A business’ success relies on several variables, one of which is the company’s structure. It is crucial for the business’ goals and priorities to be perfectly aligned with its entity. This is because an entity’s formation also dictates a company’s liability extent and tax responsibilities.
Family owners who want to operate a business will definitely consider the familial relationship when selecting its business entity. Here are a few things you should note about choosing a structure for your family business.
Limited Liability Company (LLC): a common option
Although other entities are available to family businesses, they are commonly structured as LLCs. One of the reasons why LLC is a popular option is because of the liability protection it offers. With LLC, in case something goes wrong and the business gains debts or faces a lawsuit, the individual members will not be personally liable for the same.
A simpler reason why family companies choose LLC is the ease of transfer of business from one generation to another and the preservation of wealth within the family.
There is no one-size-fits-all entity
Of course, while members commonly form their family businesses as LLCs, it is not necessarily the appropriate entity for all family companies.
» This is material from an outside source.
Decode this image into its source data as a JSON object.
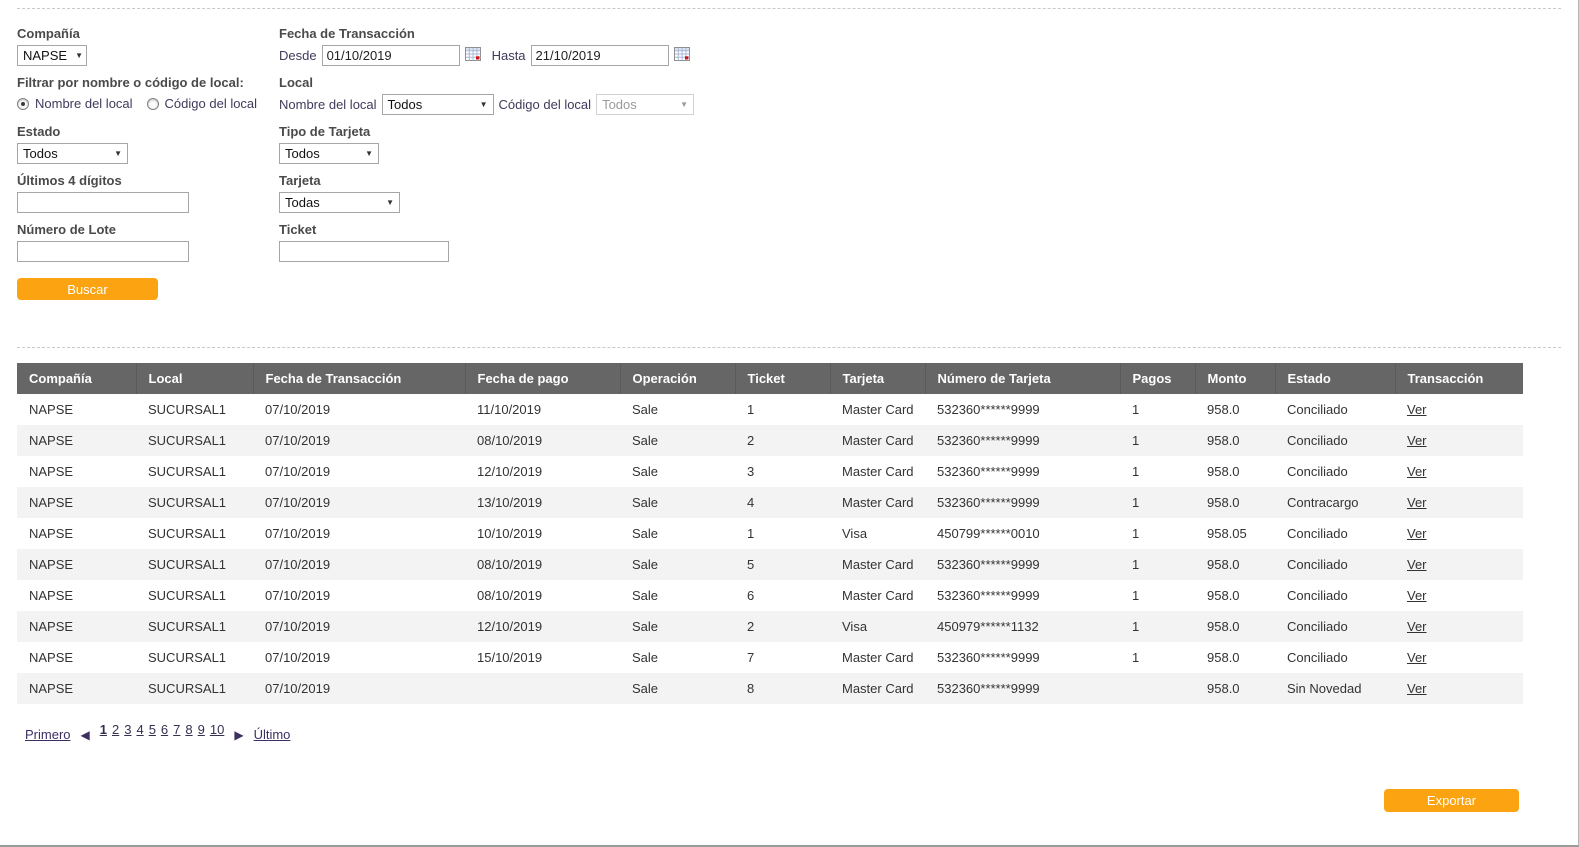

Business owners must consider several factors, especially those unique to their situation. These considerations include, but are not limited to, the following factors:
- Ownership and management
- Capital sources and business profitability
- Business goals
- Liability protection
- Tax priorities
- Ease of formation and maintenance
While it is not a guarantee, entity formation plays a crucial role in a business’s success. Understanding your business goals can help you select the appropriate entity for your company. If you have doubts as to what entity best aligns with your business, consulting a legal professional can help you narrow down your options.